Molto richiesto il suo Pane, vino e caciocavallo che, a dispetto di quanto si possa pensare, è un dolce. Rappresenta la sintesi di alcuni elementi centrali per la tavola molisana, trasformati in un dessert simbolico per la sua offerta gastronomica.
Il casale di Locanda Mammì
Databile verso la fine del Settecento, la struttura in cui insiste Locanda Mammì è sempre appartenuta alla famiglia di Pasquo. Qui ha vissuto il bisnonno della chef, poi sua nonna, i suoi genitori e lei, che qui è tornata a vivere assieme a suo marito Tomas e suo figlio Leonardo.

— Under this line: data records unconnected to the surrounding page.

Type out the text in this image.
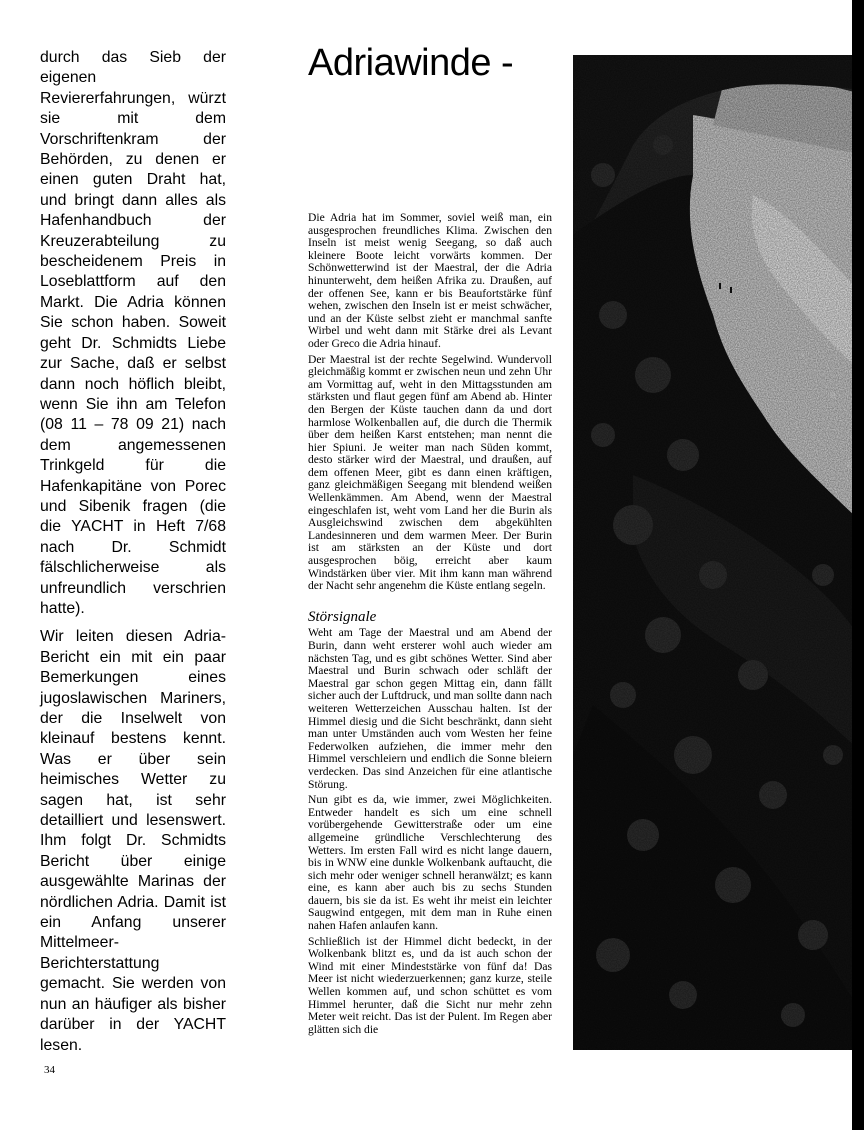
durch das Sieb der eigenen Reviererfahrungen, würzt sie mit dem Vorschriftenkram der Behörden, zu denen er einen guten Draht hat, und bringt dann alles als Hafenhandbuch der Kreuzerabteilung zu bescheidenem Preis in Loseblattform auf den Markt. Die Adria können Sie schon haben. Soweit geht Dr. Schmidts Liebe zur Sache, daß er selbst dann noch höflich bleibt, wenn Sie ihn am Telefon (08 11 – 78 09 21) nach dem angemessenen Trinkgeld für die Hafenkapitäne von Porec und Sibenik fragen (die die YACHT in Heft 7/68 nach Dr. Schmidt fälschlicherweise als unfreundlich verschrien hatte).

Wir leiten diesen Adria-Bericht ein mit ein paar Bemerkungen eines jugoslawischen Mariners, der die Inselwelt von kleinauf bestens kennt. Was er über sein heimisches Wetter zu sagen hat, ist sehr detailliert und lesenswert. Ihm folgt Dr. Schmidts Bericht über einige ausgewählte Marinas der nördlichen Adria. Damit ist ein Anfang unserer Mittelmeer-Berichterstattung gemacht. Sie werden von nun an häufiger als bisher darüber in der YACHT lesen.

34
Adriawinde -

Die Adria hat im Sommer, soviel weiß man, ein ausgesprochen freundliches Klima. Zwischen den Inseln ist meist wenig Seegang, so daß auch kleinere Boote leicht vorwärts kommen. Der Schönwetterwind ist der Maestral, der die Adria hinunterweht, dem heißen Afrika zu. Draußen, auf der offenen See, kann er bis Beaufortstärke fünf wehen, zwischen den Inseln ist er meist schwächer, und an der Küste selbst zieht er manchmal sanfte Wirbel und weht dann mit Stärke drei als Levant oder Greco die Adria hinauf.

Der Maestral ist der rechte Segelwind. Wundervoll gleichmäßig kommt er zwischen neun und zehn Uhr am Vormittag auf, weht in den Mittagsstunden am stärksten und flaut gegen fünf am Abend ab. Hinter den Bergen der Küste tauchen dann da und dort harmlose Wolkenballen auf, die durch die Thermik über dem heißen Karst entstehen; man nennt die hier Spiuni. Je weiter man nach Süden kommt, desto stärker wird der Maestral, und draußen, auf dem offenen Meer, gibt es dann einen kräftigen, ganz gleichmäßigen Seegang mit blendend weißen Wellenkämmen. Am Abend, wenn der Maestral eingeschlafen ist, weht vom Land her die Burin als Ausgleichswind zwischen dem abgekühlten Landesinneren und dem warmen Meer. Der Burin ist am stärksten an der Küste und dort ausgesprochen böig, erreicht aber kaum Windstärken über vier. Mit ihm kann man während der Nacht sehr angenehm die Küste entlang segeln.

Störsignale

Weht am Tage der Maestral und am Abend der Burin, dann weht ersterer wohl auch wieder am nächsten Tag, und es gibt schönes Wetter. Sind aber Maestral und Burin schwach oder schläft der Maestral gar schon gegen Mittag ein, dann fällt sicher auch der Luftdruck, und man sollte dann nach weiteren Wetterzeichen Ausschau halten. Ist der Himmel diesig und die Sicht beschränkt, dann sieht man unter Umständen auch vom Westen her feine Federwolken aufziehen, die immer mehr den Himmel verschleiern und endlich die Sonne bleiern verdecken. Das sind Anzeichen für eine atlantische Störung.

Nun gibt es da, wie immer, zwei Möglichkeiten. Entweder handelt es sich um eine schnell vorübergehende Gewitterstraße oder um eine allgemeine gründliche Verschlechterung des Wetters. Im ersten Fall wird es nicht lange dauern, bis in WNW eine dunkle Wolkenbank auftaucht, die sich mehr oder weniger schnell heranwälzt; es kann eine, es kann aber auch bis zu sechs Stunden dauern, bis sie da ist. Es weht ihr meist ein leichter Saugwind entgegen, mit dem man in Ruhe einen nahen Hafen anlaufen kann.

Schließlich ist der Himmel dicht bedeckt, in der Wolkenbank blitzt es, und da ist auch schon der Wind mit einer Mindeststärke von fünf da! Das Meer ist nicht wiederzuerkennen; ganz kurze, steile Wellen kommen auf, und schon schüttet es vom Himmel herunter, daß die Sicht nur mehr zehn Meter weit reicht. Das ist der Pulent. Im Regen aber glätten sich die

“La strada di passaggio, lo sguardo sul paese e sulle campagne circostanti, la possibilità di mangiare e di fermarsi a dormire. Ecco perché nel nome vi è il termine locanda, mi pareva calzasse a pennello. E poi il nomignolo con cui amavo chiamare mia nonna: Mammì! Qui c’è il passato e il futuro, ci sono le radici, ma anche la vita che ci sorprende”.
Sei le camere disponibili e una sala che non ospita più di 40 coperti alla volta. Dopo aver varcato la soglia della locanda l’orologio non ha più voce in capitolo, il culto della tavola comprende il tempo per degustare e godersi uno dei vini della ricca e fornita cantina. Molto territorio, ma anche nomi poco blasonati che meritano attenzione e vengono presentati con competenza.
“Un passo alla volta, non è stato facile, ma credo che dopo dieci anni di sacrifici ora la strada possa essere più agevole. Siamo in un piccolo borgo d’entroterra, certamente non di passaggio. Offriamo il nostro racconto del territorio con grande passione, perché crediamo in esso e nelle sue peculiarità. Il Molise esiste ed è più che vivo”.